Già, perché lo scontro era duro. Nemmeno un mese prima la polizia aveva attaccato la gente che usciva da un convegno sindacale al Teatro Lirico, sempre a due passi dalla Statale, mentre si mischiava con i manifestanti della sinistra extraparlamentare. Durante gli scontri un giovane agente della celere, Antonio Annarumma, morì. Secondo la versione ufficiale, colpito da un tubo innocenti lanciato dai manifestanti, secondo noi a seguito dello scontro della sua jeep con un altro mezzo della polizia.
Ritorneremo sulla versione ufficiale tra pochissimo, perché è importante. Prima ricordo solo che Mario Capanna, leader del Movimento Studentesco, andò coraggiosamente al funerale dell’agente in Duomo per testimoniare l’estraneità del movimento alla sua morte e fu salvato dal linciaggio da parte dei fascisti grazie all’intervento del commissario Calabresi.
Il clima era questo.
Lo scontro aveva punte di grande violenza e le squadracce fasciste esistevano davvero. A prima vista forse non aveva del tutto torto mia madre a essere preoccupata.
Detta in breve, a sinistra si pensò subito all’attentato come a una mossa preparatoria per una reazione della destra e del padronato. Il Partito Comunista iniziò allora decisamente quella politica prima difensiva e poi arrendevole che venne trasformata via via in politica opportunista, Una politica opportunista che si trasformò ulteriormente dopo la caduta del Muro di Berlino, fino alla candidatura del proprio personale politico, ormai post-comunista, ad esecutore degli interessi atlantici, con in prima fila quelli statunitensi. Interessi atlantici intesi a tutto campo: in termini economici, con l’appoggio alla finanziarizzazione e globalizzazione neo-liberista guidati dagli USA - Kissinger dixit - e l’inizio della svendita della nostra economia pubblica, in termini geopolitici con la guerra alla Serbia, le missioni all’estero, e recentemente l’appoggio all’aggressione georgiana all’Ossezia del Sud e quello a Israele durante i massacri di Gaza, e in termini ideologici: basti pensare alla necessità della “guerra al terrorismo”, avallata concettualmente da Bertinotti fino a Gasparri, passando per Fassino, D’Alema & Co (con accenti differenti, però! Ma per carità, certo che sì: questa guerra la fa meglio Obama di quello stupido di Dubya Bush! Lungi da noi fare d’ogni erba un fascio! ops!).

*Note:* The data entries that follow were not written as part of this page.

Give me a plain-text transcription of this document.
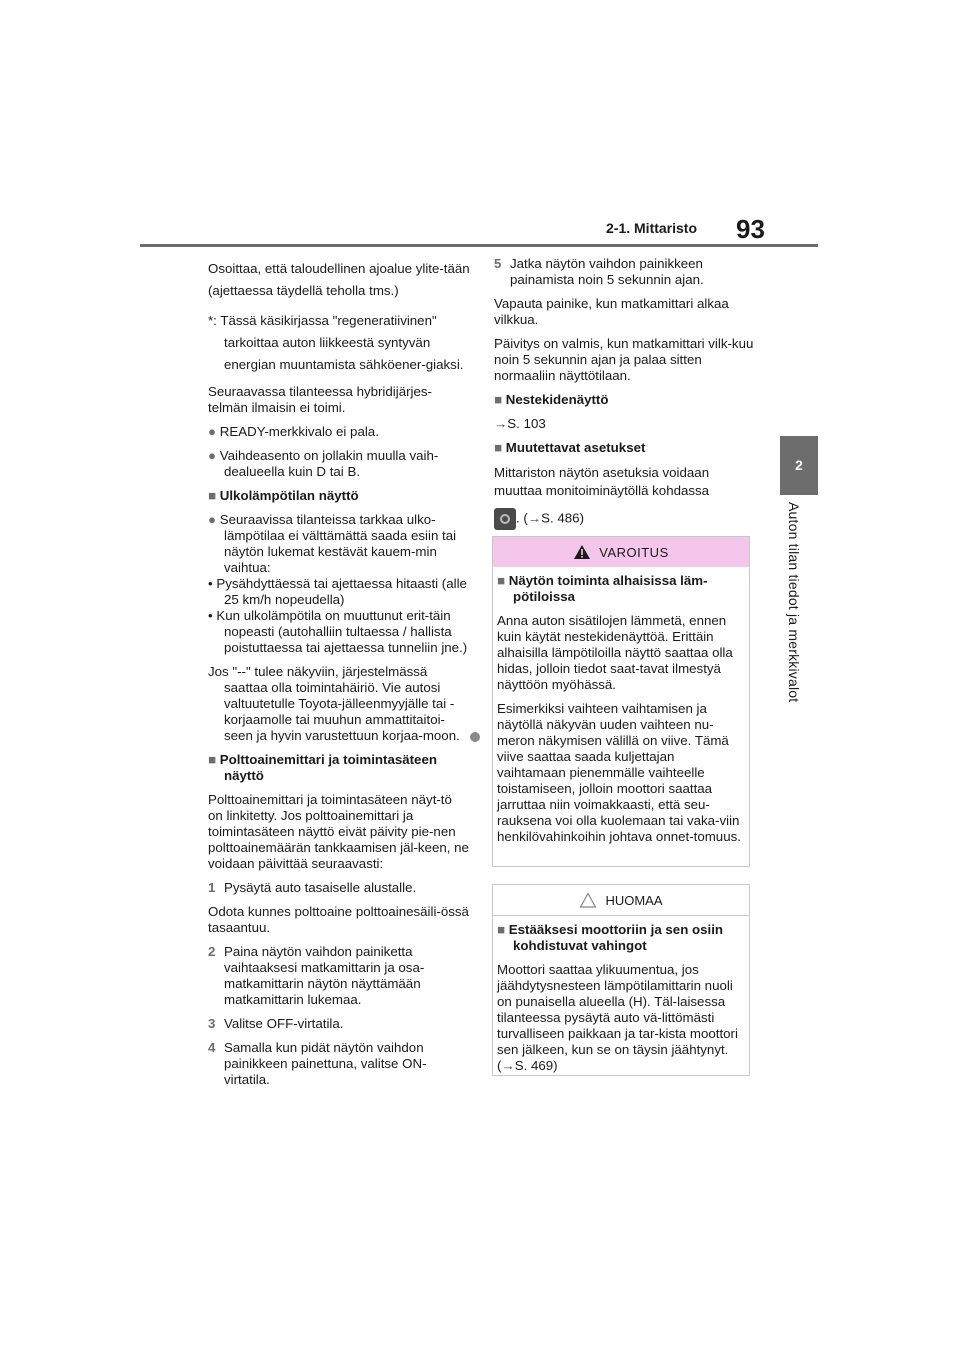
2-1. Mittaristo 93
2
Auton tilan tiedot ja merkkivalot

Osoittaa, että taloudellinen ajoalue ylite-tään (ajettaessa täydellä teholla tms.)

*: Tässä käsikirjassa "regeneratiivinen" tarkoittaa auton liikkeestä syntyvän energian muuntamista sähköener-giaksi.

Seuraavassa tilanteessa hybridijärjes-telmän ilmaisin ei toimi.

● READY-merkkivalo ei pala.

● Vaihdeasento on jollakin muulla vaih-dealueella kuin D tai B.

■ Ulkolämpötilan näyttö

● Seuraavissa tilanteissa tarkkaa ulko-lämpötilaa ei välttämättä saada esiin tai näytön lukemat kestävät kauem-min vaihtua:

• Pysähdyttäessä tai ajettaessa hitaasti (alle 25 km/h nopeudella)

• Kun ulkolämpötila on muuttunut erit-täin nopeasti (autohalliin tultaessa / hallista poistuttaessa tai ajettaessa tunneliin jne.)

Jos "--" tulee näkyviin, järjestelmässä saattaa olla toimintahäiriö. Vie autosi valtuutetulle Toyota-jälleenmyyjälle tai -korjaamolle tai muuhun ammattitaitoi-seen ja hyvin varustettuun korjaa-moon.

■ Polttoainemittari ja toimintasäteen näyttö

Polttoainemittari ja toimintasäteen näyt-tö on linkitetty. Jos polttoainemittari ja toimintasäteen näyttö eivät päivity pie-nen polttoainemäärän tankkaamisen jäl-keen, ne voidaan päivittää seuraavasti:

1 Pysäytä auto tasaiselle alustalle.

Odota kunnes polttoaine polttoainesäili-össä tasaantuu.

2 Paina näytön vaihdon painiketta vaihtaaksesi matkamittarin ja osa-matkamittarin näytön näyttämään matkamittarin lukemaa.

3 Valitse OFF-virtatila.

4 Samalla kun pidät näytön vaihdon painikkeen painettuna, valitse ON-virtatila.

5 Jatka näytön vaihdon painikkeen painamista noin 5 sekunnin ajan.

Vapauta painike, kun matkamittari alkaa vilkkua.

Päivitys on valmis, kun matkamittari vilk-kuu noin 5 sekunnin ajan ja palaa sitten normaaliin näyttötilaan.

■ Nestekidenäyttö

→S. 103

■ Muutettavat asetukset

Mittariston näytön asetuksia voidaan muuttaa monitoiminäytöllä kohdassa

. (→S. 486)

VAROITUS

■ Näytön toiminta alhaisissa läm-pötiloissa

Anna auton sisätilojen lämmetä, ennen kuin käytät nestekidenäyttöä. Erittäin alhaisilla lämpötiloilla näyttö saattaa olla hidas, jolloin tiedot saat-tavat ilmestyä näyttöön myöhässä.

Esimerkiksi vaihteen vaihtamisen ja näytöllä näkyvän uuden vaihteen nu-meron näkymisen välillä on viive. Tämä viive saattaa saada kuljettajan vaihtamaan pienemmälle vaihteelle toistamiseen, jolloin moottori saattaa jarruttaa niin voimakkaasti, että seu-rauksena voi olla kuolemaan tai vaka-viin henkilövahinkoihin johtava onnet-tomuus.

HUOMAA

■ Estääksesi moottoriin ja sen osiin kohdistuvat vahingot

Moottori saattaa ylikuumentua, jos jäähdytysnesteen lämpötilamittarin nuoli on punaisella alueella (H). Täl-laisessa tilanteessa pysäytä auto vä-littömästi turvalliseen paikkaan ja tar-kista moottori sen jälkeen, kun se on täysin jäähtynyt. (→S. 469)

Insomma, una marcia verso il posto di maggiordomo degli USA scandito a suon di “riforme economiche”, “difesa della democrazia” e di “antifascismo”.
In realtà, l’antifascismo in assenza di fascismo non può che generare mostri, essendo una mostruosità politica, un contenitore buono per tutti gli usi.
La riprova apodittica è che quando c’è bisogno veramente di antifascismo, come nel caso del golpe in Honduras di Micheletti e dei suoi gorilla usciti dalla Scuola delle Americhe, questi antifascisti si voltano tutti dall’altra parte.